What makes a flat, spend-based retainer structurally better than per-channel or percentage-of-spend pricing for B2B SaaS?
Per-channel pricing ties the agency's revenue to the number of channels under management. Every recommendation to add a channel raises the client's invoice before the channel has returned anything, and every recommendation to consolidate or cut a channel reduces what the agency earns. Channel mix decisions then lose their purely strategic basis because the pricing makes reallocation the hardest recommendation to give. Percentage-of-spend pricing creates the same distortion in a different dimension. The agency's revenue rises when the client's budget rises, so every recommendation to scale carries an undisclosed financial interest and every recommendation to cut costs the agency money. A flat retainer indexed to total monthly ad spend, not channel count and not lead volume, removes both conflicts. When the fee does not change with the channel mix, expanding into a new channel, consolidating two into one, or shutting down a channel that is not returning becomes a purely empirical question. The agency can recommend cutting spend without taking a pay cut for saying so and can propose a new channel test without triggering a contract amendment. For a B2B SaaS company at $15,000 or more in monthly ad spend, this structure means the channel mix is always argued on evidence rather than on what the pricing makes easiest to recommend.

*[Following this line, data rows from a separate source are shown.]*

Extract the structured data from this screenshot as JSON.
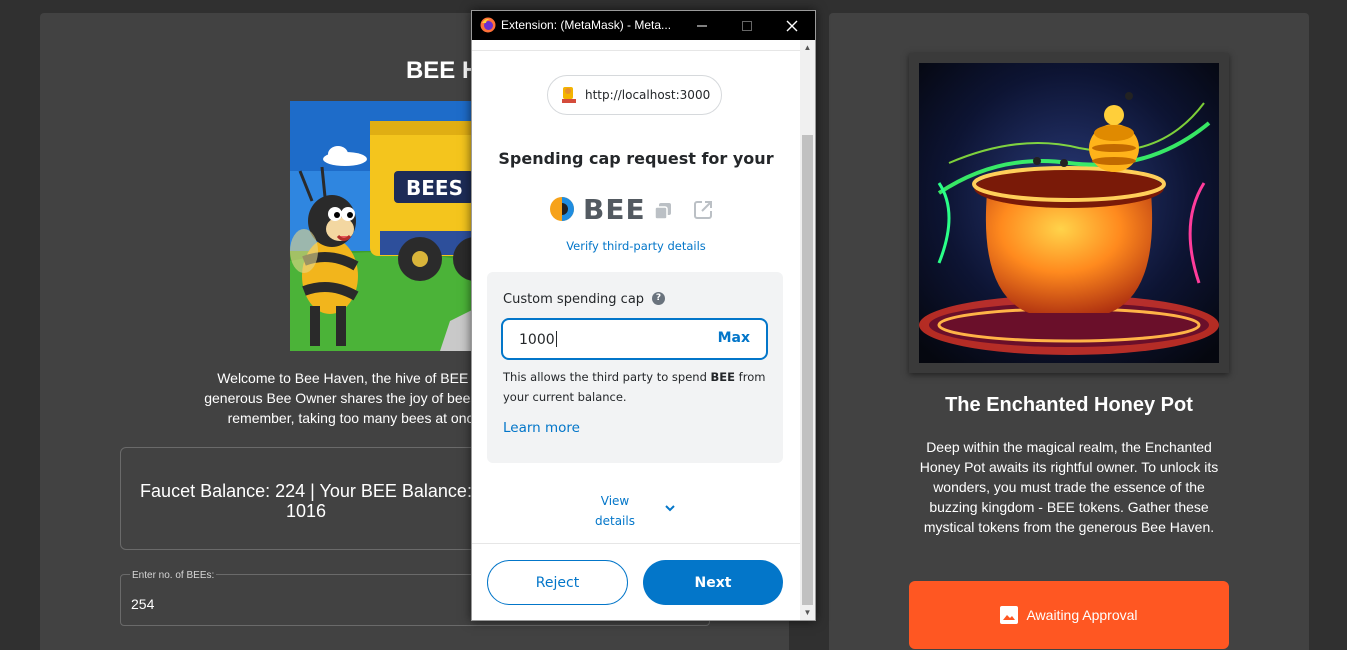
{
  "app": {
    "title": "BEE Haven",
    "welcome_text": "Welcome to Bee Haven, the hive of BEE tokens! Im\ngenerous Bee Owner shares the joy of bees with you. E\nremember, taking too many bees at once may di",
    "balance_text": "Faucet Balance: 224 | Your BEE Balance:\n1016",
    "bee_input": {
      "label": "Enter no. of BEEs:",
      "value": "254"
    }
  },
  "nft": {
    "title": "The Enchanted Honey Pot",
    "description": "Deep within the magical realm, the Enchanted Honey Pot awaits its rightful owner. To unlock its wonders, you must trade the essence of the buzzing kingdom - BEE tokens. Gather these mystical tokens from the generous Bee Haven.",
    "button_label": "Awaiting Approval"
  },
  "hero_image": {
    "sign_text": "BEES"
  },
  "popup": {
    "window_title": "Extension: (MetaMask) - Meta...",
    "origin": "http://localhost:3000",
    "heading": "Spending cap request for your",
    "token": "BEE",
    "verify_link": "Verify third-party details",
    "cap_label": "Custom spending cap",
    "cap_value": "1000",
    "max_label": "Max",
    "note_prefix": "This allows the third party to spend ",
    "note_token": "BEE",
    "note_suffix": " from your current balance.",
    "learn_more": "Learn more",
    "view_details": "View details",
    "reject_label": "Reject",
    "next_label": "Next"
  },
  "colors": {
    "accent_blue": "#0376c9",
    "approval_orange": "#ff5722",
    "panel_bg": "#424242",
    "page_bg": "#303030"
  },
  "icons": [
    "firefox-icon",
    "minimize-icon",
    "maximize-icon",
    "close-icon",
    "origin-favicon-icon",
    "token-logo-icon",
    "copy-icon",
    "external-link-icon",
    "help-icon",
    "chevron-down-icon",
    "image-icon",
    "scroll-up-icon",
    "scroll-down-icon"
  ]
}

What does SaaSHero actually own that a conventional paid media agency does not?
A conventional paid media agency usually owns only the ad account. The landing page belongs to the client's web team, the form to marketing operations, the conversion event to whoever configured the tag manager, and the CRM to RevOps. Each party executes its scope faithfully and nobody remains accountable for the outcome because the scope boundary runs through the middle of the funnel. SaaSHero owns the full inbound acquisition chain, including paid search and paid social campaign strategy and management, ad creative from concept through copy and design, landing page design, build, hosting, and A/B testing, conversion tracking configuration including the primary-versus-secondary conversion architecture, and CRM-connected reporting in HubSpot, Salesforce, or whichever CRM the client runs. The practical consequence is that the highest-leverage variable in post-click conversion, the landing page headline, is tested by the same team running the campaigns, not handed to a web team backlog as a recommendation. Creative is produced by in-house designers and copywriters, not a contractor bench, so new messaging tests run based on the evidence in the account rather than on request. Because the CRM connects to the ad platforms, the optimization signal reaching the bidding algorithm is a qualified pipeline event rather than a form fill. The client supplies the goals and approves everything before it goes live. Everything between those inputs and the CRM record is staffed on SaaSHero's side.